Reading this, I see problems that go much further than a disagreement about sexuality. For a variety of reasons, I’ve been contemplating lately the pressures parents put on their children, and the fact that some parents seem to dream a little bit too specifically for their kids. Any system where a parent considers a child a failure because he didn’t grow up to conform to a set of norms about what adult life is “supposed to look like,” or because they didn’t do what their siblings, cousins or friends did, is a flawed system. I’m at that age when a lot of the people I’m close to are starting families, and when we talk about their kids, I always say something about dreaming that they grow up to be happy, successful in whatever they want to do, authentic, loved, etc. — all the things a parent should naturally want for their kids. It’s not reasonable to expect your child to be a doctor, or to marry a “Mama Grizzly,” or to be philosophically aligned with you, or to be heterosexual.

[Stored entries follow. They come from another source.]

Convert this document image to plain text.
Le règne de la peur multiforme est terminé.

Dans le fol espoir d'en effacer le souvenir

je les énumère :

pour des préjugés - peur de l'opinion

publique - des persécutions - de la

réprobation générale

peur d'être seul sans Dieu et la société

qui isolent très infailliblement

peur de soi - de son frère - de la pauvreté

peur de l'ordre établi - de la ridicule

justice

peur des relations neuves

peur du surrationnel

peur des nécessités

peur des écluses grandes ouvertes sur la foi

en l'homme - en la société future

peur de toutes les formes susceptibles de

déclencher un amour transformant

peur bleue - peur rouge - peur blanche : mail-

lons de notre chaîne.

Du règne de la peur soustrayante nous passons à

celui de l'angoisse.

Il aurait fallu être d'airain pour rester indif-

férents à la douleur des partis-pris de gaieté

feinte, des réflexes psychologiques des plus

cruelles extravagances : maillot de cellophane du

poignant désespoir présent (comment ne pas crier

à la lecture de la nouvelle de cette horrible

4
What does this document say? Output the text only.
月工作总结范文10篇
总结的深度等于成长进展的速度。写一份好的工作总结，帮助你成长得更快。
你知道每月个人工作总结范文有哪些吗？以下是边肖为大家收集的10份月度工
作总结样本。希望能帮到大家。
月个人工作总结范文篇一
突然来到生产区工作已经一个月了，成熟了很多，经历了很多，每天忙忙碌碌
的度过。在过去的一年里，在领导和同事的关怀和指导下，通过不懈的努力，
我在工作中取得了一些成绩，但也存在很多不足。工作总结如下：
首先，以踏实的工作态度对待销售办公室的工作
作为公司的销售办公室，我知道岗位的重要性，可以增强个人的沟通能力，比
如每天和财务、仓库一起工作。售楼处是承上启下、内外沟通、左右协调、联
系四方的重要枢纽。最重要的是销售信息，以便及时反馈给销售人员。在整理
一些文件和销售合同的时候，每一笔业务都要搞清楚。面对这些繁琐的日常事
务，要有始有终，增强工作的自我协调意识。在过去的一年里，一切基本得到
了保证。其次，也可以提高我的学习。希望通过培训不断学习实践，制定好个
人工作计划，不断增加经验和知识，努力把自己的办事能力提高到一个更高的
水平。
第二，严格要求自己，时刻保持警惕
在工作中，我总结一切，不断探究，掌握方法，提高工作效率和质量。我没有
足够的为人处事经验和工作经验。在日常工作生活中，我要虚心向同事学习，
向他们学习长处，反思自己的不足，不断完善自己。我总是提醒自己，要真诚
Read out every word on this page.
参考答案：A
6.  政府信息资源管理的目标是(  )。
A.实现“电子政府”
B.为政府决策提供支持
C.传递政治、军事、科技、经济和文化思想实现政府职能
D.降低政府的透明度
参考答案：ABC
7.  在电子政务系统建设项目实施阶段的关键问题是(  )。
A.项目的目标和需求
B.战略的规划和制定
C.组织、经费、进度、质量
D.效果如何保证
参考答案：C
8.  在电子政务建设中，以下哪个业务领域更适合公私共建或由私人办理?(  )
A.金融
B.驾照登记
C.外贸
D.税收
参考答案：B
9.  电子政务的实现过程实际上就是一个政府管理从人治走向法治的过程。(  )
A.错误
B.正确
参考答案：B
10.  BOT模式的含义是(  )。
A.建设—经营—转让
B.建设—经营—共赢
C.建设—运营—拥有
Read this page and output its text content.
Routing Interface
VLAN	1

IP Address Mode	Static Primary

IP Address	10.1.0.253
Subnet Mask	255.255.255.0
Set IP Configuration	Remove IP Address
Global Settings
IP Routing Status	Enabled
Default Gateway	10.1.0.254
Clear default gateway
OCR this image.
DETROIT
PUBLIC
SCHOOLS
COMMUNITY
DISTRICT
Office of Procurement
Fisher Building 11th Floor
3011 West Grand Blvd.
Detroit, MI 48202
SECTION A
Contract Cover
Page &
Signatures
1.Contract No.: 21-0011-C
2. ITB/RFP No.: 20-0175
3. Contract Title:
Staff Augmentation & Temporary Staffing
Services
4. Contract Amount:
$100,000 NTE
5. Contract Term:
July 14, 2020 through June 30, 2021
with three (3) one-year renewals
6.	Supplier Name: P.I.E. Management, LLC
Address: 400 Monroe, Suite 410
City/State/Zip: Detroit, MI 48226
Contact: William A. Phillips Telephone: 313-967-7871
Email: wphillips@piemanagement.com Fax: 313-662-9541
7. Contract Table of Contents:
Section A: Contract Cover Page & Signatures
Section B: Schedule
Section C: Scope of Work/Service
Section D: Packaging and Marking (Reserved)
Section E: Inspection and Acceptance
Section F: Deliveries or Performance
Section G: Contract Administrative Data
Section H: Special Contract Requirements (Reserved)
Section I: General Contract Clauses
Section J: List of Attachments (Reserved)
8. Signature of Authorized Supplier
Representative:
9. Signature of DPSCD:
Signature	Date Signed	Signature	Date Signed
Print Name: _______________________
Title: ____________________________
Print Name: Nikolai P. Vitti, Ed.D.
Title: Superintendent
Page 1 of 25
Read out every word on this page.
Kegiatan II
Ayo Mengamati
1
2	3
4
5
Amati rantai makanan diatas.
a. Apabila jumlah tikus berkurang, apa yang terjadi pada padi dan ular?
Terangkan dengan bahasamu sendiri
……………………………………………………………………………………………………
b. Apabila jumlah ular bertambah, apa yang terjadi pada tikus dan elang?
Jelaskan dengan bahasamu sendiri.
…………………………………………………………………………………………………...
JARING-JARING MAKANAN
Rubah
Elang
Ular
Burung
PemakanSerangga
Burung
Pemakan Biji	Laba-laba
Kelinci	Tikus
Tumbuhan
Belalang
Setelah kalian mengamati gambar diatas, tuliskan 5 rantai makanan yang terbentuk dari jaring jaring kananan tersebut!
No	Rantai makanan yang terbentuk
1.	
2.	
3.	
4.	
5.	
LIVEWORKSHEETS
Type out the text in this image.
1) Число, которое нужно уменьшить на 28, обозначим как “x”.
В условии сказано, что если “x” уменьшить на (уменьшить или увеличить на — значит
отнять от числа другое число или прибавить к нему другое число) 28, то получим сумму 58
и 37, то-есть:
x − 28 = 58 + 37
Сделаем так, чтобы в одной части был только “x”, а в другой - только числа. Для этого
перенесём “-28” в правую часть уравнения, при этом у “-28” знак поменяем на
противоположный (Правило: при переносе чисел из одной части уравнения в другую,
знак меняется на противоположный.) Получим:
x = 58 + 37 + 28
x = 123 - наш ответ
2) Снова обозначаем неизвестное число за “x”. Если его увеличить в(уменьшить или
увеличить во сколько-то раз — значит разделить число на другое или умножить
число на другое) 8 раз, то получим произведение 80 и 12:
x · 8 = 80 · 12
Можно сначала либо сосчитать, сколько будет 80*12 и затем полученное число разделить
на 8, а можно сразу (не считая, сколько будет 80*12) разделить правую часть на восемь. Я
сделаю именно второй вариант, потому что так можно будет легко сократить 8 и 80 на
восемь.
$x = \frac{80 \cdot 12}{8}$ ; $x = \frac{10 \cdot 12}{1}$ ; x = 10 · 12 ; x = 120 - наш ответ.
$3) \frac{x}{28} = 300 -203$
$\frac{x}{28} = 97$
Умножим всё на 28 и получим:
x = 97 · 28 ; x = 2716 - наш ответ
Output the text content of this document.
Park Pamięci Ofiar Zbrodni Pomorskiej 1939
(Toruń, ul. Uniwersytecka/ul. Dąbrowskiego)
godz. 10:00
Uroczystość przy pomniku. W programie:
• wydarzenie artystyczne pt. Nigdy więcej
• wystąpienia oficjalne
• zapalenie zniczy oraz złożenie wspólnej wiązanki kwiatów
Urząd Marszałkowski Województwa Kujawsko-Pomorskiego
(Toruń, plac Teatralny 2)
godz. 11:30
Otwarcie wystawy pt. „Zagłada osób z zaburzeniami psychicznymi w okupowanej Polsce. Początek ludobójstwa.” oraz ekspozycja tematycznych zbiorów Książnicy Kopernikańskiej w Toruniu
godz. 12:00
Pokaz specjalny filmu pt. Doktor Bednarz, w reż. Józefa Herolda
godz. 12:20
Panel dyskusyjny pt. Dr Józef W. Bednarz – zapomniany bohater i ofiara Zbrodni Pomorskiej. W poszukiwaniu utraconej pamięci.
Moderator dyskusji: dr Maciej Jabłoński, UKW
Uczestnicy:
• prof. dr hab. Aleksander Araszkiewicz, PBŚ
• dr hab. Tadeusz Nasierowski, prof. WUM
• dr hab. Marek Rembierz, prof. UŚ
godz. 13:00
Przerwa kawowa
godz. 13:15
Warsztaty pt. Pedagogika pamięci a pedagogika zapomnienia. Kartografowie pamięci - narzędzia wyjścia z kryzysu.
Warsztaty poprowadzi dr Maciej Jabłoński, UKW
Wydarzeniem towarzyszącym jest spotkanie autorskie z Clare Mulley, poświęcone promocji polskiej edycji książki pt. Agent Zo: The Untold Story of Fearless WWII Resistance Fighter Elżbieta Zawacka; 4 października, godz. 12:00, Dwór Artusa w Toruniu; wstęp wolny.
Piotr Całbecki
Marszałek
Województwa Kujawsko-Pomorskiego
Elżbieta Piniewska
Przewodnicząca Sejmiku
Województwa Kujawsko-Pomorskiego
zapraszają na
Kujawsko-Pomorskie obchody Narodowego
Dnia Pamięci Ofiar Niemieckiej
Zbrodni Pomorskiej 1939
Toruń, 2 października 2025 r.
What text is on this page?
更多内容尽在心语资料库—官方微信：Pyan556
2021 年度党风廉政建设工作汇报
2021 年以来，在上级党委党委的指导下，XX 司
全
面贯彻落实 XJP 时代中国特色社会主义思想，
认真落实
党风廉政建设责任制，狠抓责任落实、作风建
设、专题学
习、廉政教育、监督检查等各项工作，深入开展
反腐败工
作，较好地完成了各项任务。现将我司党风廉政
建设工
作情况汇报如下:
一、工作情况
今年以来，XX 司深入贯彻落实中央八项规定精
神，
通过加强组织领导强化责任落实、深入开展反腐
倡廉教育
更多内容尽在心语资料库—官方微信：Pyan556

In the piece, David seems conflicted over the fact that he and his mother really don’t speak anymore, wondering whether he’s being a “bad gay son” in continuing the estrangement. We can’t answer that question. Everybody has to take stock of their own situation and try to do the best with what they have. Family estrangements are nothing new, but it’s sad that in 2013, with all the other advances we’ve made, there are still many, many LGBT people who are having to cobble together their own families because the ones they were born into don’t accept them for who they are. Yet at the same time, I see friends of mine who have teenagers and college students, a few of whom have come out, and those families are serving as a living example of what it should look like for LGBT people in 2013.

So it’s all luck of the draw, I suppose. Happy Mothers’ Day to all the moms out there, including my own mom.